In particolare Cretella, alla luce dei ritardi nell’assegnazione agli aventi diritto dovute (a dire del sindaco Battista) a “imprevisti dei lavori”, interroga lo stesso primo cittadino affinché riferisca in forma scritta e orale sullo stato dell’arte circa il completamento dell’immobile; sui motivi che stanno determinando i ritardi nella consegna degli alloggi agli aventi diritto ed il tipo di imprevisti sopraggiunti; entro quale data sarà possibile procedere alla consegna delle chiavi agli aventi diritto, degli alloggi della nuova palazzina di via Facchinetti.

Inoltre, lo stesso Cretella in un post rilasciato sui social dichiara quanto segue: «Quando è in gioco l’organizzazione della vita delle persone, il buon senso dovrebbe sempre prendere il posto della propaganda.

Ci sono decine di famiglie che aspettano da tempo l’assegnazione di un nuovo alloggio presso la nuova palazzina di alloggi comunali di via Facchinetti e per i quali le graduatorie definitive di assegnazione sono state pubblicate da oltre sei mesi; famiglie illuse dalle ottimistiche speranze lasciate trapelare, relativamente ai tempi di consegna, dall‘amministrazione che, invece, ben conoscendo i tempi tecnici necessari per tutti gli adempimenti formali, avrebbe dovuto avere la correttezza di individuare una data certa da comunicare alle famiglie e, soprattutto, rispettarla, senza mascherarsi dietro generici imprevisti tecnici o burocratici di difficile comprensione.
Intanto molte famiglie si trovano in questi giorni, ancora in assenza di certezze, a gestire situazioni in bilico, difficoltà logistiche e spesso con disdette degli alloggi precedentemente occupati ed il reale rischio di restare senza un tetto.
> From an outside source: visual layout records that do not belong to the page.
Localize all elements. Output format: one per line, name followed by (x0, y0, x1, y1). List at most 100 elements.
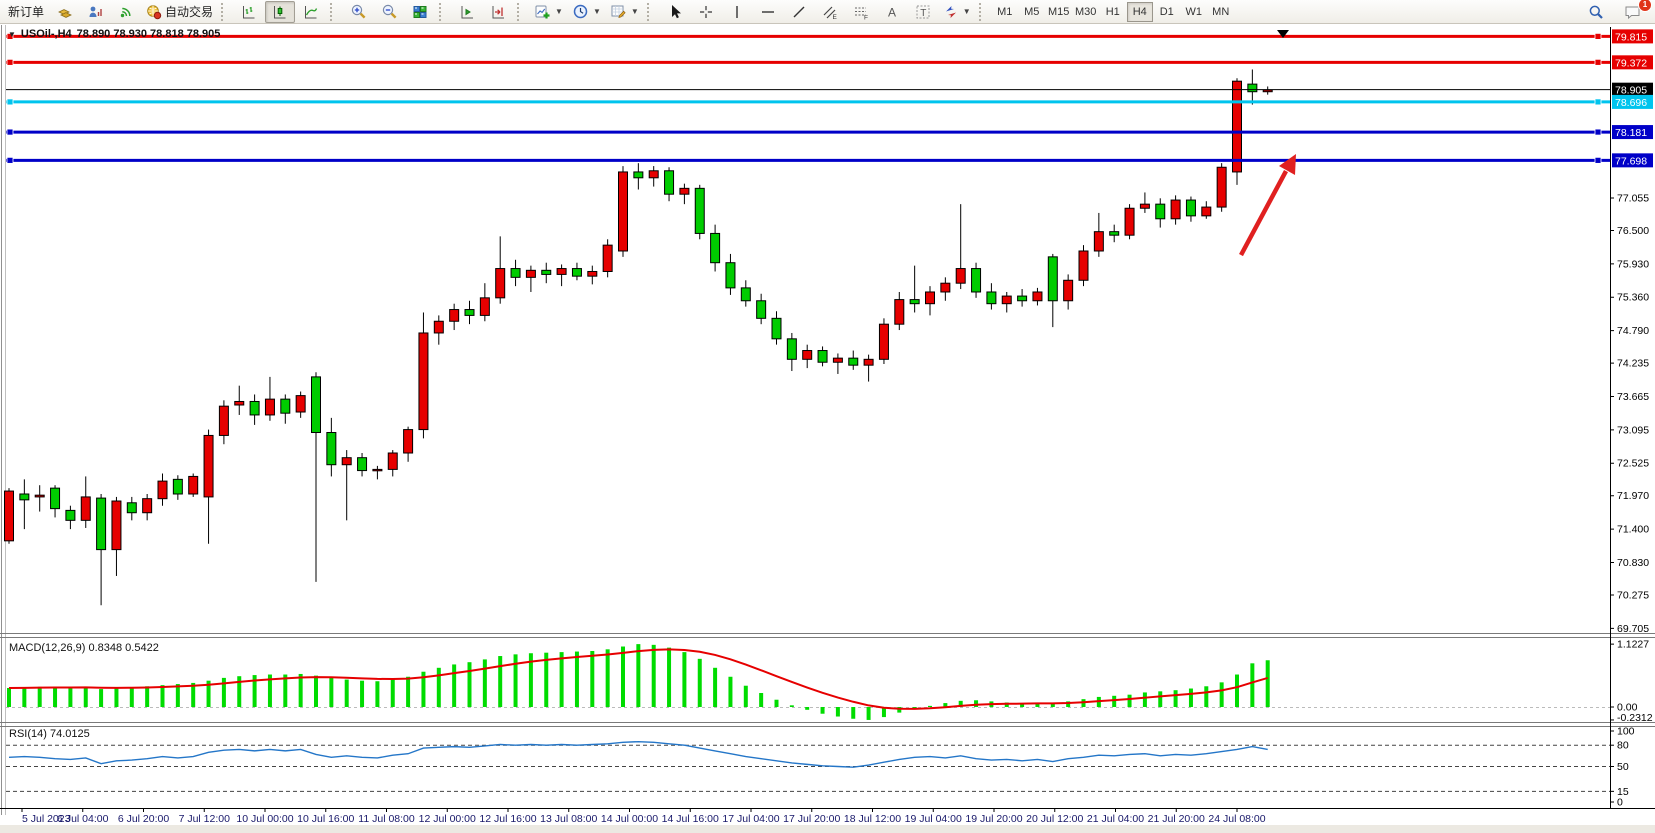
timeframe-h1-button[interactable]: H1 (1105, 5, 1120, 18)
svg-text:12 Jul 16:00: 12 Jul 16:00 (479, 813, 536, 825)
search-button[interactable] (1581, 1, 1611, 23)
svg-text:69.705: 69.705 (1617, 623, 1649, 635)
svg-text:6 Jul 04:00: 6 Jul 04:00 (57, 813, 109, 825)
text-label-tool-button[interactable]: T (908, 1, 938, 23)
svg-text:75.360: 75.360 (1617, 292, 1649, 304)
timeframe-w1-button[interactable]: W1 (1185, 5, 1202, 18)
bar-chart-icon (243, 5, 255, 18)
chat-button[interactable]: 1 (1617, 0, 1652, 23)
channel-tool-button[interactable]: E (815, 1, 845, 23)
vertical-line-tool-button[interactable] (722, 1, 752, 23)
svg-text:19 Jul 20:00: 19 Jul 20:00 (965, 813, 1022, 825)
macd-pane: 1.1227 0.00-0.2312 (6, 639, 1653, 724)
chart-shift-button[interactable] (483, 1, 513, 23)
gold-ingots-icon (58, 8, 72, 18)
svg-text:0: 0 (1617, 797, 1623, 809)
bar-chart-mode-button[interactable] (234, 1, 264, 23)
autotrade-globe-icon (147, 4, 162, 19)
dropdown-caret-icon: ▼ (962, 7, 971, 16)
equidistant-channel-icon: E (823, 6, 837, 20)
templates-button[interactable]: ▼ (606, 1, 643, 23)
zoom-in-button[interactable] (343, 1, 373, 23)
svg-text:77.698: 77.698 (1615, 155, 1647, 167)
svg-text:70.275: 70.275 (1617, 589, 1649, 601)
accounts-button[interactable] (80, 1, 110, 23)
fibonacci-tool-button[interactable]: F (846, 1, 876, 23)
zoom-in-icon (351, 4, 365, 19)
svg-text:18 Jul 12:00: 18 Jul 12:00 (844, 813, 901, 825)
chart-frame (0, 25, 1655, 833)
svg-text:78.905: 78.905 (1615, 85, 1647, 97)
autotrading-label: 自动交易 (165, 5, 214, 19)
text-tool-button[interactable]: A (877, 1, 907, 23)
chart-shift-marker (1277, 30, 1289, 38)
timeframe-m1-button[interactable]: M1 (997, 5, 1013, 18)
timeframe-d1-button[interactable]: D1 (1159, 5, 1174, 18)
timeframe-m15-button[interactable]: M15 (1048, 5, 1070, 18)
svg-text:14 Jul 16:00: 14 Jul 16:00 (662, 813, 719, 825)
svg-text:7 Jul 12:00: 7 Jul 12:00 (179, 813, 231, 825)
trendline-tool-button[interactable] (784, 1, 814, 23)
svg-text:77.055: 77.055 (1617, 193, 1649, 205)
periods-button[interactable]: ▼ (568, 1, 605, 23)
arrows-icon (945, 5, 956, 18)
svg-text:17 Jul 04:00: 17 Jul 04:00 (722, 813, 779, 825)
signal-waves-icon (120, 7, 131, 17)
svg-text:79.372: 79.372 (1615, 57, 1647, 69)
chart-canvas[interactable]: 77.055 76.500 75.930 75.360 74.790 74.235 73.6… (0, 25, 1655, 833)
add-indicator-button[interactable]: ▼ (530, 1, 567, 23)
line-chart-icon (305, 5, 318, 18)
svg-text:10 Jul 00:00: 10 Jul 00:00 (236, 813, 293, 825)
expert-advisors-button[interactable] (49, 1, 79, 23)
candlestick-mode-button[interactable] (265, 0, 296, 23)
crosshair-icon (699, 5, 712, 18)
trend-arrow-annotation (1239, 154, 1296, 257)
toolbar-grip (330, 2, 338, 21)
fibonacci-icon: F (854, 7, 868, 20)
auto-scroll-button[interactable] (452, 1, 482, 23)
zoom-out-icon (382, 4, 396, 19)
svg-text:1.1227: 1.1227 (1617, 639, 1649, 651)
zoom-out-button[interactable] (374, 1, 404, 23)
svg-text:100: 100 (1617, 726, 1635, 738)
svg-text:14 Jul 00:00: 14 Jul 00:00 (601, 813, 658, 825)
svg-text:80: 80 (1617, 740, 1629, 752)
add-indicator-icon (535, 5, 550, 19)
svg-text:72.525: 72.525 (1617, 458, 1649, 470)
svg-text:71.970: 71.970 (1617, 490, 1649, 502)
cursor-tool-button[interactable] (660, 1, 690, 23)
svg-text:10 Jul 16:00: 10 Jul 16:00 (297, 813, 354, 825)
line-chart-mode-button[interactable] (296, 1, 326, 23)
timeframe-mn-button[interactable]: MN (1212, 5, 1230, 18)
svg-text:6 Jul 20:00: 6 Jul 20:00 (118, 813, 170, 825)
tile-windows-button[interactable] (405, 1, 435, 23)
svg-text:73.095: 73.095 (1617, 424, 1649, 436)
timeframe-m30-button[interactable]: M30 (1075, 5, 1097, 18)
notification-badge: 1 (1638, 0, 1652, 12)
svg-text:15: 15 (1617, 786, 1629, 798)
svg-text:24 Jul 08:00: 24 Jul 08:00 (1208, 813, 1265, 825)
svg-text:73.665: 73.665 (1617, 391, 1649, 403)
svg-text:74.235: 74.235 (1617, 358, 1649, 370)
new-order-button[interactable]: 新订单 (4, 1, 48, 23)
timeframe-m5-button[interactable]: M5 (1024, 5, 1040, 18)
text-label-icon: T (916, 5, 930, 19)
svg-text:21 Jul 20:00: 21 Jul 20:00 (1148, 813, 1205, 825)
arrows-tool-button[interactable]: ▼ (939, 1, 975, 23)
signals-button[interactable] (111, 1, 141, 23)
vertical-line-icon (736, 5, 738, 18)
clock-icon (573, 4, 588, 19)
candlestick-icon (274, 5, 286, 18)
svg-text:E: E (832, 14, 837, 20)
template-icon (611, 5, 626, 19)
autotrading-button[interactable]: 自动交易 (142, 1, 217, 23)
crosshair-tool-button[interactable] (691, 1, 721, 23)
svg-text:5 Jul 2023: 5 Jul 2023 (22, 813, 71, 825)
timeframe-h4-button[interactable]: H4 (1126, 1, 1153, 22)
svg-text:70.830: 70.830 (1617, 557, 1649, 569)
svg-text:78.181: 78.181 (1615, 127, 1647, 139)
svg-text:76.500: 76.500 (1617, 225, 1649, 237)
tile-windows-icon (413, 5, 427, 18)
horizontal-line-tool-button[interactable] (753, 1, 783, 23)
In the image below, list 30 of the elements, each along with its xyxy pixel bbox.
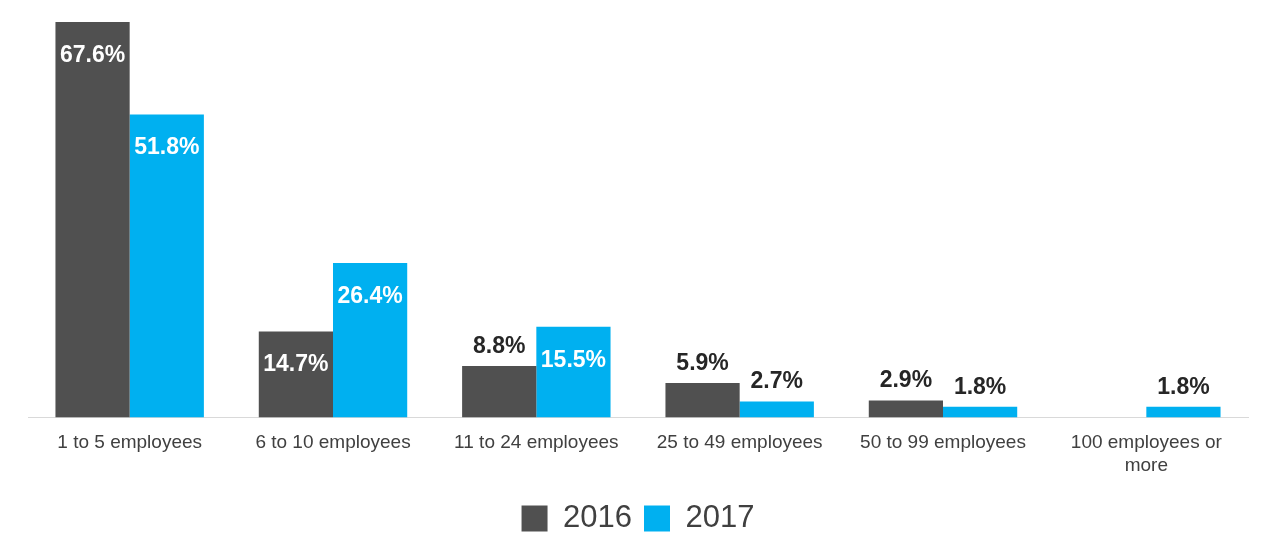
data-label: 5.9% <box>676 348 729 375</box>
bar <box>129 114 204 418</box>
data-label: 2.7% <box>750 367 803 394</box>
bar <box>462 365 537 418</box>
data-label: 8.8% <box>473 331 526 358</box>
data-label: 15.5% <box>540 345 607 372</box>
data-label: 1.8% <box>1157 372 1210 399</box>
bar <box>258 331 333 418</box>
data-label: 67.6% <box>59 40 126 67</box>
legend-label: 2017 <box>685 499 755 535</box>
x-tick-label: 25 to 49 employees <box>656 431 823 453</box>
x-tick-label: 50 to 99 employees <box>860 431 1026 453</box>
bar <box>868 400 943 418</box>
bar <box>1146 406 1221 418</box>
legend-label: 2016 <box>563 499 633 535</box>
data-label: 26.4% <box>337 281 403 308</box>
bar <box>55 22 130 418</box>
x-tick-label: 11 to 24 employees <box>454 431 619 453</box>
bar <box>665 382 740 418</box>
bar <box>943 406 1018 418</box>
bar <box>333 263 408 418</box>
data-label: 51.8% <box>134 133 200 160</box>
bar <box>536 326 611 418</box>
data-label: 14.7% <box>263 350 329 377</box>
data-label: 1.8% <box>953 372 1007 399</box>
x-tick-label: 1 to 5 employees <box>57 431 203 453</box>
data-label: 2.9% <box>879 366 933 393</box>
x-tick-label: 6 to 10 employees <box>255 431 411 453</box>
x-tick-label: 100 employees or more <box>1070 431 1223 475</box>
bar <box>739 401 814 418</box>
Nell’auspicio che la problematica si risolva nel più breve tempo possibile e che gli aventi diritto possano finalmente ricevere le tanto agognate nuove chiavi di casa, dell’argomento se ne discuterà nell’ambito del prossimo consiglio comunale quando il sindaco sarà chiamato a rispondere ad una interrogazione, che giace da un mese nei cassetti della presidenza del consiglio comunale, con la quale dovrà chiarire i reali motivi dei presunti “imprevisti” e, soprattutto, fornire una data certa entro la quale gli alloggi potranno essere consegnati».